Gringa Calzados
De Chivilcoy a Colapinto
El emprendimiento Gringa Calzados formó parte de la Feria BIO, un espacio que les permitió dar sus primeros pasos en el mundo empresarial. Hoy, su nombre resuena con fuerza gracias a que fabrican alpargatas para el piloto argentino Franco Colapinto.Aunque actualmente no participan por cuestiones de trabajo, Mariela y Lucio, los dueños de esta empresa familiar, no dejan de agradecer al doctor Juan Curcio, quien les brindó la posibilidad de abrirse camino y conocer nuevos mercados. Hoy, su nombre resuena con fuerza gracias a que fabrican alpargatas para el piloto argentino Franco Colapinto, y desde entonces han expandido su producción por distintas regiones del país.

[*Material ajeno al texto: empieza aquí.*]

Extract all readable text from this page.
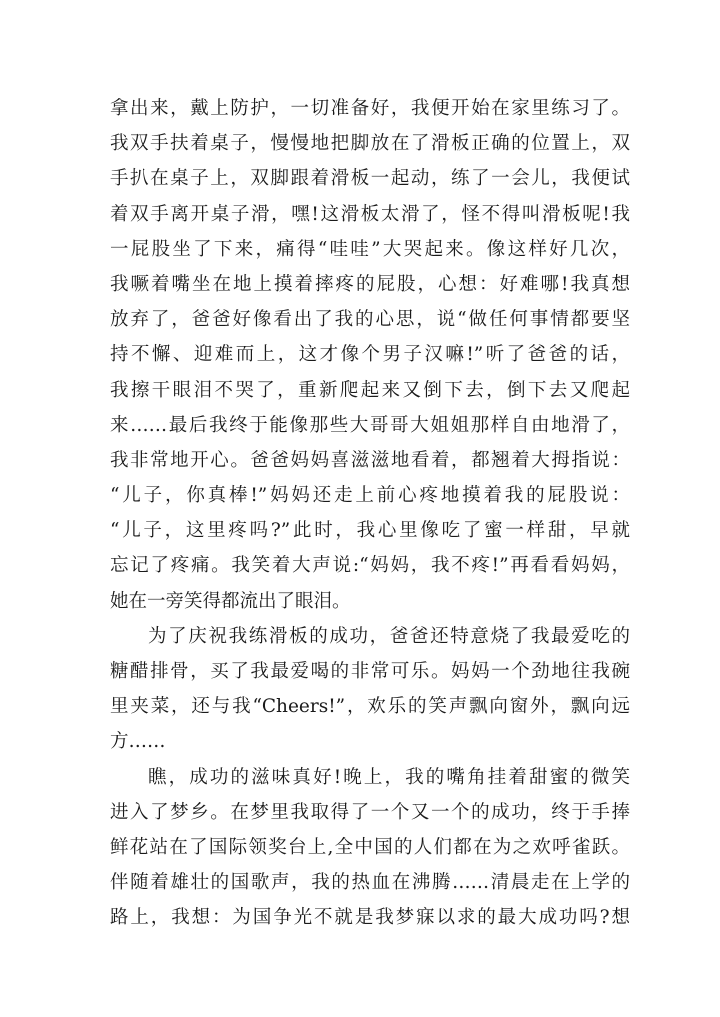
拿出来，戴上防护，一切准备好，我便开始在家里练习了。
我双手扶着桌子，慢慢地把脚放在了滑板正确的位置上，双
手扒在桌子上，双脚跟着滑板一起动，练了一会儿，我便试
着双手离开桌子滑，嘿!这滑板太滑了，怪不得叫滑板呢!我
一屁股坐了下来，痛得“哇哇”大哭起来。像这样好几次，
我噘着嘴坐在地上摸着摔疼的屁股，心想：好难哪!我真想
放弃了，爸爸好像看出了我的心思，说“做任何事情都要坚
持不懈、迎难而上，这才像个男子汉嘛!”听了爸爸的话，
我擦干眼泪不哭了，重新爬起来又倒下去，倒下去又爬起
来……最后我终于能像那些大哥哥大姐姐那样自由地滑了，
我非常地开心。爸爸妈妈喜滋滋地看着，都翘着大拇指说：
“儿子，你真棒!”妈妈还走上前心疼地摸着我的屁股说：
“儿子，这里疼吗?”此时，我心里像吃了蜜一样甜，早就
忘记了疼痛。我笑着大声说:“妈妈，我不疼!”再看看妈妈，
她在一旁笑得都流出了眼泪。
为了庆祝我练滑板的成功，爸爸还特意烧了我最爱吃的
糖醋排骨，买了我最爱喝的非常可乐。妈妈一个劲地往我碗
里夹菜，还与我“Cheers!”，欢乐的笑声飘向窗外，飘向远
方……
瞧，成功的滋味真好!晚上，我的嘴角挂着甜蜜的微笑
进入了梦乡。在梦里我取得了一个又一个的成功，终于手捧
鲜花站在了国际领奖台上,全中国的人们都在为之欢呼雀跃。
伴随着雄壮的国歌声，我的热血在沸腾……清晨走在上学的
路上，我想：为国争光不就是我梦寐以求的最大成功吗?想
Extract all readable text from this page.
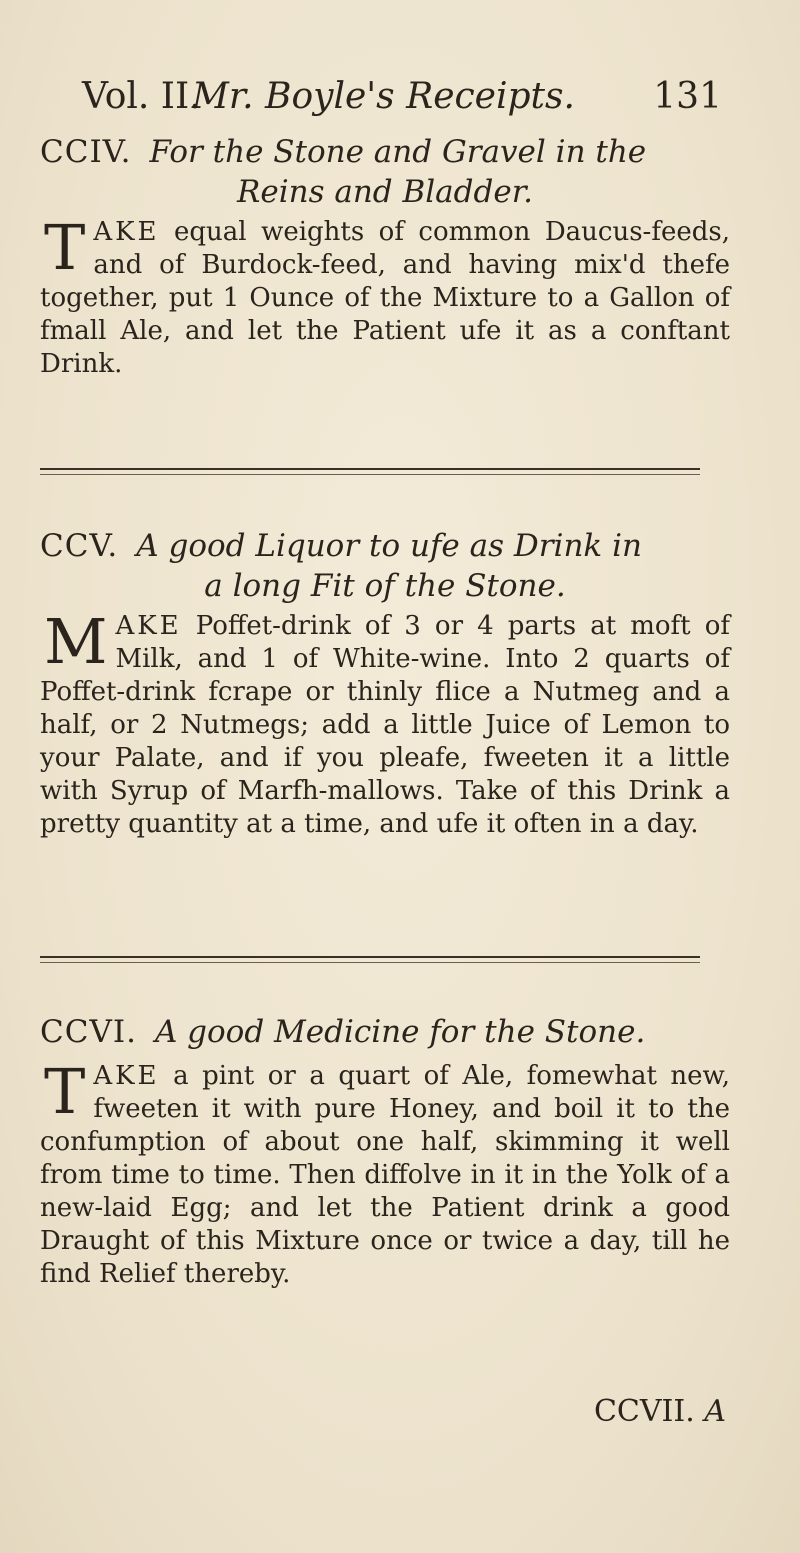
Vol. II.
Mr. Boyle's Receipts. 131
CCIV. For the Stone and Gravel in the
Reins and Bladder.

TAKE equal weights of common Daucus-feeds, and of Burdock-feed, and having mix'd thefe together, put 1 Ounce of the Mixture to a Gallon of fmall Ale, and let the Patient ufe it as a conftant Drink.

CCV. A good Liquor to ufe as Drink in
a long Fit of the Stone.

MAKE Poffet-drink of 3 or 4 parts at moft of Milk, and 1 of White-wine. Into 2 quarts of Poffet-drink fcrape or thinly flice a Nutmeg and a half, or 2 Nutmegs; add a little Juice of Lemon to your Palate, and if you pleafe, fweeten it a little with Syrup of Marfh-mallows. Take of this Drink a pretty quantity at a time, and ufe it often in a day.

CCVI. A good Medicine for the Stone.

TAKE a pint or a quart of Ale, fomewhat new, fweeten it with pure Honey, and boil it to the confumption of about one half, skimming it well from time to time. Then diffolve in it in the Yolk of a new-laid Egg; and let the Patient drink a good Draught of this Mixture once or twice a day, till he find Relief thereby.

CCVII. A
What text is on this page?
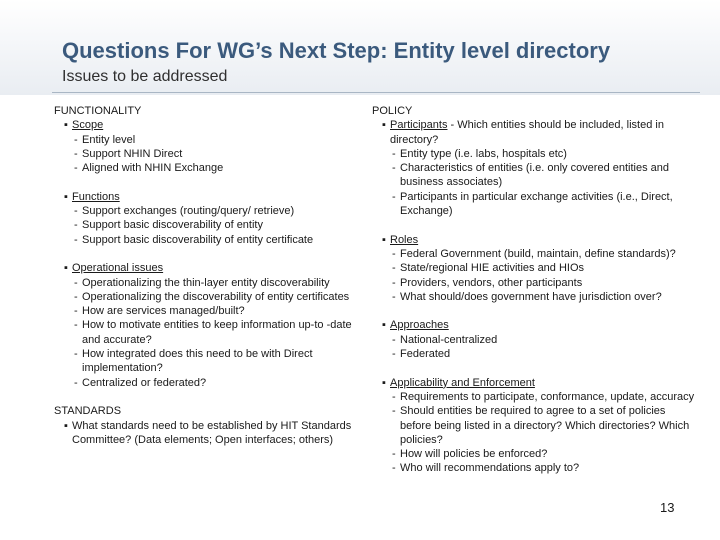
Questions For WG’s Next Step: Entity level directory
Issues to be addressed
FUNCTIONALITY
▪ Scope
- Entity level
- Support NHIN Direct
- Aligned with NHIN Exchange
▪ Functions
- Support exchanges (routing/query/ retrieve)
- Support basic discoverability of entity
- Support basic discoverability of entity certificate
▪ Operational issues
- Operationalizing the thin-layer entity discoverability
- Operationalizing the discoverability of entity certificates
- How are services managed/built?
- How to motivate entities to keep information up-to -date and accurate?
- How integrated does this need to be with Direct implementation?
- Centralized or federated?
STANDARDS
▪ What standards need to be established by HIT Standards Committee? (Data elements; Open interfaces; others)
POLICY
▪ Participants - Which entities should be included, listed in directory?
- Entity type (i.e. labs, hospitals etc)
- Characteristics of entities (i.e. only covered entities and business associates)
- Participants in particular exchange activities (i.e., Direct, Exchange)
▪ Roles
- Federal Government (build, maintain, define standards)?
- State/regional HIE activities and HIOs
- Providers, vendors, other participants
- What should/does government have jurisdiction over?
▪ Approaches
- National-centralized
- Federated
▪ Applicability and Enforcement
- Requirements to participate, conformance, update, accuracy
- Should entities be required to agree to a set of policies before being listed in a directory? Which directories? Which policies?
- How will policies be enforced?
- Who will recommendations apply to?
13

El sueño de Gringa Calzados comenzó a tomar forma en 2019, impulsado por el entusiasmo de Mariela, quien tenía el deseo de crear y fabricar algo propio. Así, iniciaron su travesía con las alpargatas, un calzado tradicional que poco a poco fueron perfeccionando hasta llegar a la propuesta actual: un producto artesanal, donde la calidad de la materia prima es una prioridad y el toque hecho a mano se mantiene en cada detalle.
La conexión con Franco Colapinto surgió cuando la dupla intentó contactarlo sin éxito, ya que se encontraba en Europa. Sin embargo, lograron comunicarse con su padre y, al llevarle un regalo de alpargatas, el piloto se sorprendió gratamente y decidió utilizarlas, incluso en situaciones públicas como visitas a supermercados. Asimismo, Lucio contó que es apasionado por el automovilismo y Franco representa un referente que hacía mucho tiempo no se veía en Argentina. Además, destacan el carisma que comparte Franco y su padre, a quien conocieron personalmente, mientras que al propio piloto lo siguen y admiran desde lejos.
El impacto de que Franco use sus alpargatas ha sido significativo, ya que personas de su peña y de todo el país les solicitan el producto, que envían a través de internet, transporte o correo argentino. Para ellos, es un gran orgullo que un referente como él elija sus creaciones.
En cuanto a la producción, mantienen un ritmo equilibrado, fabricando alrededor de 120 alpargatas por mes. La construcción de estas es cuidadosa, están forradas en su interior, utilizan lona resistente en la parte exterior, con refuerzos en la caña y el talón entre el forro y la tela. La plantilla es de 4 milímetros y la base cuenta con un cartón de 1,5 milímetros y otro de 1,8 milímetros de PEU, un material elástico e inyectado similar al de las zapatillas de marca, que brinda un confort excepcional, el usuario pisa sobre casi 2,7 centímetros, una diferencia notable respecto a las alpargatas convencionales.
La variedad es otro punto fuerte, ofrecen colores lisos, estampados, rayados o con flores. Además, al ser artesanales, permiten que los clientes elijan combinaciones personalizadas, y también realizan pedidos a medida para personas con pies de mayor talla o características específicas. También están proyectando desarrollar productos con logos de empresas para regalos empresariales o uso interno de empleados, con bordados de alta calidad.
A pesar del crecimiento que han experimentado, Mariela y Lucio buscan mantener la esencia artesanal de su trabajo, ya que consideran que la industrialización perdería el valor único de sus productos. Saben que quienes valoran el trabajo hecho a mano están dispuestos a esperar, y se esfuerzan por brindar la mejor calidad para que los clientes recomienden sus productos de boca en boca, lo cual consideran la mejor forma de expandirse.